Der Chatbot weiß vielleicht, was man richtlinienmäßig bei ADHS oder bei Essstörungen machen soll, wie viele Kalorien man essen soll. Aber wir behandeln ja Menschen und keine Diagnosen. Wir müssen individuelle Störungsmodelle „bauen“. Dafür bedarf es einer Beziehung, einer Kontaktaufnahme. Was ist, wenn etwas nicht klappt? Wie geht man mit Frustration oder fehlender Einsicht um? Wie holt der Chatbot die fehlende Unterstützung der Lehrerin ein? Wie gewinnt er hochzerstrittene Eltern, bei denen sich ihre Kinder mit Symptomatik „opfern“? Es bedarf einer systemischen Arbeitsweise, eines kooperativen Behandlungsansatzes, bei dem ich den Lehrer einbeziehe oder sicherstelle, dass beide Eltern mit der Therapie einverstanden sind. Bei zerstrittenen Eltern ist es oft so, dass die Kinder in Ambivalenzkonflikte kommen, wenn die Eltern sich nicht einig sind. Damit umzugehen, würde der Chatbot nicht leisten.
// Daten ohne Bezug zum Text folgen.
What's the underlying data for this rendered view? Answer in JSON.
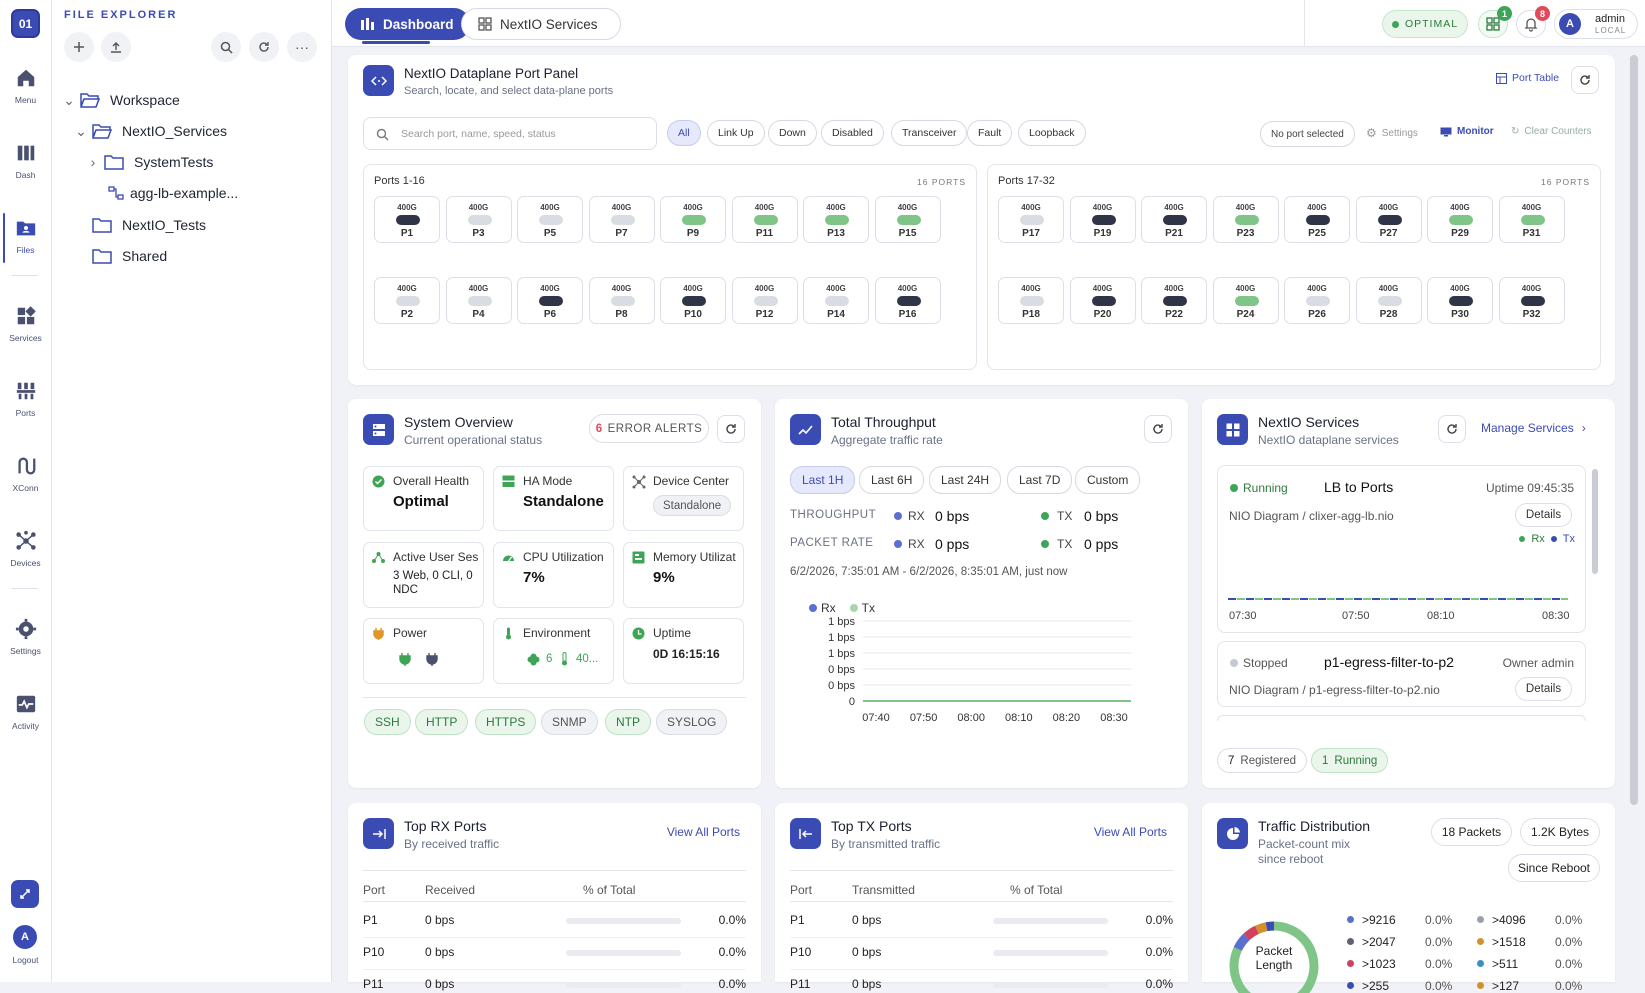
{
  "rail": {
    "items": [
      {
        "label": "Menu"
      },
      {
        "label": "Dash"
      },
      {
        "label": "Files"
      },
      {
        "label": "Services"
      },
      {
        "label": "Ports"
      },
      {
        "label": "XConn"
      },
      {
        "label": "Devices"
      },
      {
        "label": "Settings"
      },
      {
        "label": "Activity"
      }
    ],
    "logout_label": "Logout",
    "user_initial": "A",
    "logo_text": "01"
  },
  "explorer": {
    "title": "FILE EXPLORER",
    "tree": [
      {
        "label": "Workspace"
      },
      {
        "label": "NextIO_Services"
      },
      {
        "label": "SystemTests"
      },
      {
        "label": "agg-lb-example..."
      },
      {
        "label": "NextIO_Tests"
      },
      {
        "label": "Shared"
      }
    ]
  },
  "topbar": {
    "tabs": [
      {
        "label": "Dashboard"
      },
      {
        "label": "NextIO Services"
      }
    ],
    "status": "OPTIMAL",
    "grid_badge": "1",
    "bell_badge": "8",
    "user_initial": "A",
    "user_name": "admin",
    "user_realm": "LOCAL"
  },
  "port_panel": {
    "title": "NextIO Dataplane Port Panel",
    "subtitle": "Search, locate, and select data-plane ports",
    "port_table_label": "Port Table",
    "search_placeholder": "Search port, name, speed, status",
    "filters": [
      "All",
      "Link Up",
      "Down",
      "Disabled",
      "Transceiver",
      "Fault",
      "Loopback"
    ],
    "no_port_selected": "No port selected",
    "settings_label": "Settings",
    "monitor_label": "Monitor",
    "clear_counters_label": "Clear Counters",
    "groups": [
      {
        "title": "Ports 1-16",
        "count": "16 PORTS"
      },
      {
        "title": "Ports 17-32",
        "count": "16 PORTS"
      }
    ],
    "ports": [
      {
        "name": "P1",
        "speed": "400G",
        "state": "dark"
      },
      {
        "name": "P3",
        "speed": "400G",
        "state": "light"
      },
      {
        "name": "P5",
        "speed": "400G",
        "state": "light"
      },
      {
        "name": "P7",
        "speed": "400G",
        "state": "light"
      },
      {
        "name": "P9",
        "speed": "400G",
        "state": "green"
      },
      {
        "name": "P11",
        "speed": "400G",
        "state": "green"
      },
      {
        "name": "P13",
        "speed": "400G",
        "state": "green"
      },
      {
        "name": "P15",
        "speed": "400G",
        "state": "green"
      },
      {
        "name": "P2",
        "speed": "400G",
        "state": "light"
      },
      {
        "name": "P4",
        "speed": "400G",
        "state": "light"
      },
      {
        "name": "P6",
        "speed": "400G",
        "state": "dark"
      },
      {
        "name": "P8",
        "speed": "400G",
        "state": "light"
      },
      {
        "name": "P10",
        "speed": "400G",
        "state": "dark"
      },
      {
        "name": "P12",
        "speed": "400G",
        "state": "light"
      },
      {
        "name": "P14",
        "speed": "400G",
        "state": "light"
      },
      {
        "name": "P16",
        "speed": "400G",
        "state": "dark"
      },
      {
        "name": "P17",
        "speed": "400G",
        "state": "light"
      },
      {
        "name": "P19",
        "speed": "400G",
        "state": "dark"
      },
      {
        "name": "P21",
        "speed": "400G",
        "state": "dark"
      },
      {
        "name": "P23",
        "speed": "400G",
        "state": "green"
      },
      {
        "name": "P25",
        "speed": "400G",
        "state": "dark"
      },
      {
        "name": "P27",
        "speed": "400G",
        "state": "dark"
      },
      {
        "name": "P29",
        "speed": "400G",
        "state": "green"
      },
      {
        "name": "P31",
        "speed": "400G",
        "state": "green"
      },
      {
        "name": "P18",
        "speed": "400G",
        "state": "light"
      },
      {
        "name": "P20",
        "speed": "400G",
        "state": "dark"
      },
      {
        "name": "P22",
        "speed": "400G",
        "state": "dark"
      },
      {
        "name": "P24",
        "speed": "400G",
        "state": "green"
      },
      {
        "name": "P26",
        "speed": "400G",
        "state": "light"
      },
      {
        "name": "P28",
        "speed": "400G",
        "state": "light"
      },
      {
        "name": "P30",
        "speed": "400G",
        "state": "dark"
      },
      {
        "name": "P32",
        "speed": "400G",
        "state": "dark"
      }
    ]
  },
  "system_overview": {
    "title": "System Overview",
    "subtitle": "Current operational status",
    "alerts_count": "6",
    "alerts_label": "ERROR ALERTS",
    "tiles": [
      {
        "label": "Overall Health",
        "value": "Optimal"
      },
      {
        "label": "HA Mode",
        "value": "Standalone"
      },
      {
        "label": "Device Center",
        "value": "Standalone"
      },
      {
        "label": "Active User Ses",
        "value": "3 Web, 0 CLI, 0 NDC"
      },
      {
        "label": "CPU Utilization",
        "value": "7%"
      },
      {
        "label": "Memory Utilizat",
        "value": "9%"
      },
      {
        "label": "Power",
        "value": ""
      },
      {
        "label": "Environment",
        "value": "6",
        "value2": "40..."
      },
      {
        "label": "Uptime",
        "value": "0D 16:15:16"
      }
    ],
    "protocols": [
      {
        "name": "SSH",
        "on": true
      },
      {
        "name": "HTTP",
        "on": true
      },
      {
        "name": "HTTPS",
        "on": true
      },
      {
        "name": "SNMP",
        "on": false
      },
      {
        "name": "NTP",
        "on": true
      },
      {
        "name": "SYSLOG",
        "on": false
      }
    ]
  },
  "throughput": {
    "title": "Total Throughput",
    "subtitle": "Aggregate traffic rate",
    "ranges": [
      "Last 1H",
      "Last 6H",
      "Last 24H",
      "Last 7D",
      "Custom"
    ],
    "throughput_label": "THROUGHPUT",
    "packet_rate_label": "PACKET RATE",
    "rx_label": "RX",
    "tx_label": "TX",
    "throughput_rx": "0 bps",
    "throughput_tx": "0 bps",
    "packet_rx": "0 pps",
    "packet_tx": "0 pps",
    "range_text": "6/2/2026, 7:35:01 AM - 6/2/2026, 8:35:01 AM, just now",
    "colors": {
      "rx": "#5b6fd1",
      "tx": "#7fc587"
    }
  },
  "chart_data": {
    "type": "line",
    "x": [
      "07:40",
      "07:50",
      "08:00",
      "08:10",
      "08:20",
      "08:30"
    ],
    "y_ticks": [
      "1 bps",
      "1 bps",
      "1 bps",
      "0 bps",
      "0 bps",
      "0"
    ],
    "series": [
      {
        "name": "Rx",
        "values": [
          0,
          0,
          0,
          0,
          0,
          0
        ]
      },
      {
        "name": "Tx",
        "values": [
          0,
          0,
          0,
          0,
          0,
          0
        ]
      }
    ],
    "legend": "top-left",
    "grid": true
  },
  "services": {
    "title": "NextIO Services",
    "subtitle": "NextIO dataplane services",
    "manage_label": "Manage Services",
    "items": [
      {
        "status": "Running",
        "name": "LB to Ports",
        "meta": "Uptime 09:45:35",
        "path": "NIO Diagram / clixer-agg-lb.nio",
        "details": "Details",
        "rx": "Rx",
        "tx": "Tx",
        "times": [
          "07:30",
          "07:50",
          "08:10",
          "08:30"
        ]
      },
      {
        "status": "Stopped",
        "name": "p1-egress-filter-to-p2",
        "meta": "Owner admin",
        "path": "NIO Diagram / p1-egress-filter-to-p2.nio",
        "details": "Details"
      }
    ],
    "registered_count": "7",
    "registered_label": "Registered",
    "running_count": "1",
    "running_label": "Running"
  },
  "top_rx": {
    "title": "Top RX Ports",
    "subtitle": "By received traffic",
    "view_all": "View All Ports",
    "headers": [
      "Port",
      "Received",
      "% of Total"
    ],
    "rows": [
      {
        "port": "P1",
        "value": "0 bps",
        "pct": "0.0%"
      },
      {
        "port": "P10",
        "value": "0 bps",
        "pct": "0.0%"
      },
      {
        "port": "P11",
        "value": "0 bps",
        "pct": "0.0%"
      }
    ]
  },
  "top_tx": {
    "title": "Top TX Ports",
    "subtitle": "By transmitted traffic",
    "view_all": "View All Ports",
    "headers": [
      "Port",
      "Transmitted",
      "% of Total"
    ],
    "rows": [
      {
        "port": "P1",
        "value": "0 bps",
        "pct": "0.0%"
      },
      {
        "port": "P10",
        "value": "0 bps",
        "pct": "0.0%"
      },
      {
        "port": "P11",
        "value": "0 bps",
        "pct": "0.0%"
      }
    ]
  },
  "traffic_dist": {
    "title": "Traffic Distribution",
    "subtitle1": "Packet-count mix",
    "subtitle2": "since reboot",
    "packets": "18 Packets",
    "bytes": "1.2K Bytes",
    "since": "Since Reboot",
    "donut_label1": "Packet",
    "donut_label2": "Length",
    "legend": [
      {
        "label": ">9216",
        "pct": "0.0%",
        "color": "#5b6fd1"
      },
      {
        "label": ">4096",
        "pct": "0.0%",
        "color": "#9aa0b0"
      },
      {
        "label": ">2047",
        "pct": "0.0%",
        "color": "#5d6275"
      },
      {
        "label": ">1518",
        "pct": "0.0%",
        "color": "#d4902a"
      },
      {
        "label": ">1023",
        "pct": "0.0%",
        "color": "#d2405e"
      },
      {
        "label": ">511",
        "pct": "0.0%",
        "color": "#3a8fc7"
      },
      {
        "label": ">255",
        "pct": "0.0%",
        "color": "#3b4bb4"
      },
      {
        "label": ">127",
        "pct": "0.0%",
        "color": "#d4902a"
      }
    ]
  },
  "colors": {
    "accent": "#3b4bb4",
    "green": "#7fc587",
    "dark": "#2f3447",
    "light": "#d9dce3"
  }
}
Es ist nicht alles falsch. In der KI ist schon viel sinnvolles Störungswissen enthalten. Aber das umzusetzen, anzuwenden und zu gestalten, das bedarf der Zusammenarbeit. Hinzu kommt: Probleme müssen dort behandelt werden, wo sie entstehen. Da muss man halt auch mal in die Schule oder in den Haushalt gehen, da muss man die individuelle Störung als Therapeut vor Augen haben, man muss sie gesehen und verstanden haben – und das kann die KI (noch) nicht. 

Porträt Marcus Reeh

Marcus Reeh ist promovierter Diplom-Psychologe. Er arbeitet als Kinder- und Jugendlichen-Psychotherapeut, bietet Verhaltenstherapie für Kinder und Jugendliche an und ist Kinderschutzfachkraft im Landkreis Eichsfeld. 
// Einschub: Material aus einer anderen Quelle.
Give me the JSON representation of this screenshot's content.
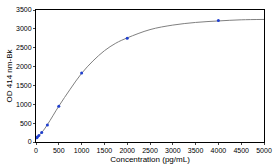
{
  "chart_data": {
    "type": "scatter",
    "x_label": "Concentration (pg/mL)",
    "y_label": "OD 414 nm-Bk",
    "xlim": [
      0,
      5000
    ],
    "xticks": [
      0,
      500,
      1000,
      1500,
      2000,
      2500,
      3000,
      3500,
      4000,
      4500,
      5000
    ],
    "ylim": [
      0,
      3500
    ],
    "yticks": [
      0,
      500,
      1000,
      1500,
      2000,
      2500,
      3000,
      3500
    ],
    "grid": false,
    "series": [
      {
        "type": "line",
        "color": "#808080",
        "line_style": "solid",
        "x": [
          0,
          125,
          250,
          500,
          750,
          1000,
          1250,
          1500,
          1750,
          2000,
          2500,
          3000,
          3500,
          4000,
          4500,
          5000
        ],
        "values": [
          100,
          250,
          460,
          950,
          1400,
          1820,
          2150,
          2420,
          2620,
          2760,
          2980,
          3100,
          3170,
          3210,
          3240,
          3250
        ]
      },
      {
        "type": "scatter",
        "color": "#1f3fd0",
        "marker": "circle",
        "x": [
          15.6,
          31.25,
          62.5,
          125,
          250,
          500,
          1000,
          2000,
          4000
        ],
        "values": [
          110,
          130,
          170,
          250,
          450,
          950,
          1830,
          2750,
          3220
        ]
      }
    ]
  }
}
Die Schulsozialarbeit der Villa Lampe

Die Villa Lampe im thüringischen Heilbad Heiligenstadt bietet als Einrichtung der Offenen Jugendarbeit und Jugendsozialarbeit ein soziales Netzwerk für junge Menschen. Zu ihren Aufgaben gehört die Schulsozialarbeit im Landkreis Eichsfeld, die Schülerinnen und Schüler im Prozess des Erwachsenwerdens begleitet. Die Einrichtung stellt dafür sozialpädagogische und therapeutische Fachkräfte aus den unterschiedlichen Bereichen und Arbeitsfeldern zur Verfügung. Die Villa Lampe steht in gemeinsamer Trägerschaft der Deutschen Provinz der Salesianer Don Boscos und des Bistums Erfurt.